Selanjutnya yang terakhir adalah gerak revolusi II. Dalam hal ini yang diasosiasikan adalah ibadah Haji. Pasca ramadhan, kita akan kedatangan bulan Zulhizah. Setiap muslim yang mampun secara fisik dan finansial diwajibkan untuk berangkat menuju tanah suci. Dengan demikian, berbondong-bondong setiap muslim yang terpanggil setiap tahunnya berkumpul di suatu tempat di Jazirah Arab. Mereka datang dari berbagai penjuru, etnis, bahasa, mahzab, dan negara yang berbeda, namun berpakaian dan niat yang sama. Ibadah fisik yang cukup padat dan melelahkan itu, memberikan nilai kesamaan status sebagai hamba Allah dengan meninggalkan segala jenis identitas; larut dan bersatu menjadi bagian dari ummah.

Maha Besar Allah yang telah menyatukan umat muslim dari berbagai penjuru dunia dalam satu kesatuan yang padu. Dengan momentum ibadah Haji, setiap muslim dari berbagai penjuru dapat bersilaturahmi dengan muslim yang lain yang berbeda identitas sama sekali. Ibadah Haji sejatinya merupakan kongres umat Islam se dunia, dalam satu rasa suadara sesama muslim. Sudah selayaknya Haji dijadikan sarana untuk membahas setiap perkembangan yang terjadi di dalam dunia Islam dengan diupayakan pemecahannya bersama. Daerah yang kaya dan berkecukupan sudah selayaknya membantu daerah yang kekurangan. Ingatkah kita ketika Aceh pernah dibantu oleh Sultan Turki? Itulah persaudaraan sesama muslim. Bahkan lebih jauh, sudah selayaknya amirul mukminan memberikan pidato-nya ketika Haji akan berakhir sebagaimana Nabi Muhammad selalu berpidato dalam setiap haji untuk memberikan wejangan, koordinasi, dan semangat kepada para peserta yang hadir. Dengan demikian kita telah terhimpun menjadi warga dunia yang tidak tersekat dengan semangat primordial semata. Dengan demikian ibdah Haji telah memberikan kita landasan akan pentingnya spirit of globalism.

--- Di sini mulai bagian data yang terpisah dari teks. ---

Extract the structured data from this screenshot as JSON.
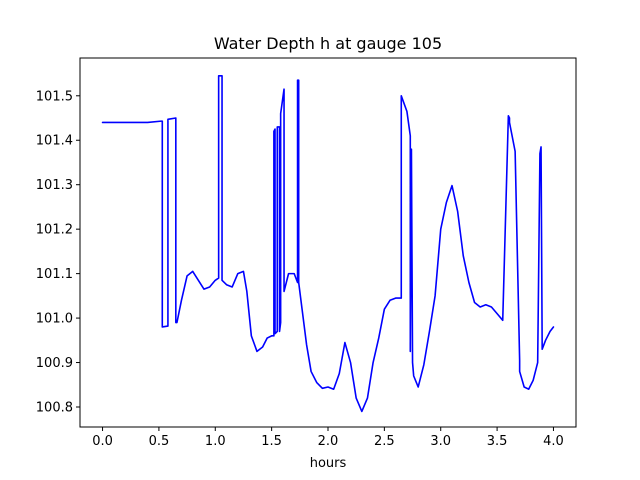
{
  "chart_data": {
    "type": "line",
    "title": "Water Depth h at gauge 105",
    "xlabel": "hours",
    "ylabel": "",
    "xlim": [
      -0.2,
      4.2
    ],
    "ylim": [
      100.755,
      101.585
    ],
    "grid": false,
    "legend": "none",
    "x_ticks": [
      0.0,
      0.5,
      1.0,
      1.5,
      2.0,
      2.5,
      3.0,
      3.5,
      4.0
    ],
    "x_tick_labels": [
      "0.0",
      "0.5",
      "1.0",
      "1.5",
      "2.0",
      "2.5",
      "3.0",
      "3.5",
      "4.0"
    ],
    "y_ticks": [
      100.8,
      100.9,
      101.0,
      101.1,
      101.2,
      101.3,
      101.4,
      101.5
    ],
    "y_tick_labels": [
      "100.8",
      "100.9",
      "101.0",
      "101.1",
      "101.2",
      "101.3",
      "101.4",
      "101.5"
    ],
    "series": [
      {
        "color": "#0000ff",
        "x": [
          0.0,
          0.2,
          0.4,
          0.52,
          0.53,
          0.53,
          0.58,
          0.58,
          0.65,
          0.65,
          0.66,
          0.7,
          0.75,
          0.8,
          0.85,
          0.9,
          0.95,
          1.0,
          1.03,
          1.03,
          1.06,
          1.06,
          1.1,
          1.15,
          1.2,
          1.25,
          1.28,
          1.32,
          1.37,
          1.42,
          1.46,
          1.5,
          1.52,
          1.52,
          1.53,
          1.53,
          1.55,
          1.55,
          1.57,
          1.57,
          1.58,
          1.58,
          1.61,
          1.61,
          1.65,
          1.7,
          1.73,
          1.73,
          1.74,
          1.74,
          1.77,
          1.81,
          1.85,
          1.9,
          1.95,
          2.0,
          2.05,
          2.1,
          2.15,
          2.2,
          2.25,
          2.3,
          2.35,
          2.4,
          2.45,
          2.5,
          2.55,
          2.6,
          2.63,
          2.65,
          2.65,
          2.7,
          2.73,
          2.73,
          2.74,
          2.74,
          2.75,
          2.75,
          2.76,
          2.8,
          2.85,
          2.9,
          2.95,
          3.0,
          3.05,
          3.1,
          3.15,
          3.2,
          3.25,
          3.3,
          3.35,
          3.4,
          3.45,
          3.5,
          3.55,
          3.6,
          3.61,
          3.61,
          3.66,
          3.7,
          3.7,
          3.74,
          3.78,
          3.82,
          3.86,
          3.88,
          3.88,
          3.89,
          3.89,
          3.9,
          3.93,
          3.97,
          4.0
        ],
        "y": [
          101.44,
          101.44,
          101.44,
          101.443,
          101.443,
          100.98,
          100.982,
          101.447,
          101.45,
          100.99,
          100.99,
          101.04,
          101.095,
          101.105,
          101.085,
          101.065,
          101.07,
          101.085,
          101.09,
          101.545,
          101.545,
          101.085,
          101.075,
          101.07,
          101.1,
          101.105,
          101.06,
          100.96,
          100.925,
          100.935,
          100.955,
          100.96,
          100.96,
          101.42,
          101.425,
          100.965,
          100.97,
          101.43,
          101.43,
          100.97,
          100.99,
          101.46,
          101.515,
          101.06,
          101.1,
          101.1,
          101.08,
          101.535,
          101.535,
          101.08,
          101.02,
          100.94,
          100.88,
          100.855,
          100.842,
          100.845,
          100.84,
          100.875,
          100.945,
          100.9,
          100.82,
          100.79,
          100.82,
          100.9,
          100.955,
          101.02,
          101.04,
          101.045,
          101.045,
          101.045,
          101.5,
          101.465,
          101.41,
          100.925,
          101.38,
          101.38,
          100.9,
          100.9,
          100.87,
          100.845,
          100.895,
          100.97,
          101.05,
          101.2,
          101.26,
          101.298,
          101.24,
          101.14,
          101.08,
          101.035,
          101.025,
          101.03,
          101.025,
          101.01,
          100.995,
          101.455,
          101.45,
          101.44,
          101.375,
          100.905,
          100.88,
          100.845,
          100.84,
          100.86,
          100.9,
          101.37,
          101.37,
          101.385,
          101.385,
          100.93,
          100.95,
          100.97,
          100.98
        ]
      }
    ]
  }
}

Romadhon sebagai ajang Refleksi

Demikianlah sedikit paparan yang ditujukan untuk membangun kondisi adab yang luhur. Kesadaran mengenai makna atas ibadah ritual yang kerap kita jalani ternyata memiliki makna yang dalam. Ini menjadi tantang setiap muslim ditengah stereotype yang melekat untuk membuktikan bahwa Islam memiliki semangat keluhuran. Sebagaimana dijelaskan, dalam dimensi sosial, Islam membawa kita kepada semangat profesionalisme, komunalisme, sekaligus globalisme. Namun sangat disayangkan, ketiga spirit itu telah hilang dari pribadi setiap muslim.

Terkait komunalisme, perlu digarisbawahi di sini bukan bermakna destruktif sebagaimana kaum libertarian memaknai terminologi tersebut. Komunalisme, merupakan fitrah setiap manusia sebagai makhluk sosial, tetapi sebagaian besar orang memaknainya hanya sebatas identitas primordial. Sebagaimana dijelaskan  sebelumnya, komunalisme adalah semangat untuk membangun komunitas, dalam konteks kekinian tidak lagi harus disandarkan atas kesamaan darah, etnis, ataupu bahasa, namun kepedulian atas wilayah goegrafis yang kerap menjadi arena kehidupannya. Sehingga wajar para ilmuan terkemuka di masa lampau dipanggil dengan nama asal daerahnya, seperti Al Gozali, Al Bukhori, Al Makassari, Al Bantani, dan lain-lain, semuanya itu adalah bentuk penghargaan kepada suatu daerah yang telah berhasil memunculkan orang-orang yang mumpuni.

Terakhir dalam momentum Ramadhan ini, setiap muslim secara terintegrasi melaksanakan tiga rukun Islam sekaligus; sholat, puasa, dan zakat. Dengan demikian, bagi setiap individu muslim sudah selayaknya meningkatkan spririt of profesionalism dan spirit of communalism-nya.  Oleh karenanya tak salah kalau Rosulullah Muhammad menyebut Ramadhan dengan naman shahrut tarbiyah, bulan pendidikan, karena di bulan inilah semangat-semangat itu dapat diinternalisasi. Oleh karenanya, sudah selayaknya kita menghidupkan ajaran Islam lewat kontrol dari ibadah ritual yang kini sedang dikerjakan. Dengan harapan besar bahwa Islam sebagai jalan hidup itu mampu membuktikan pernyataan al Islam ya’lu wa la yu’la alaihi ; bahwa Islam itu tinggi mengungguli yang lain-lain dalam konsep kehidupan. Yang dalam tulisan ini disebut peradaban komariah. Semoga.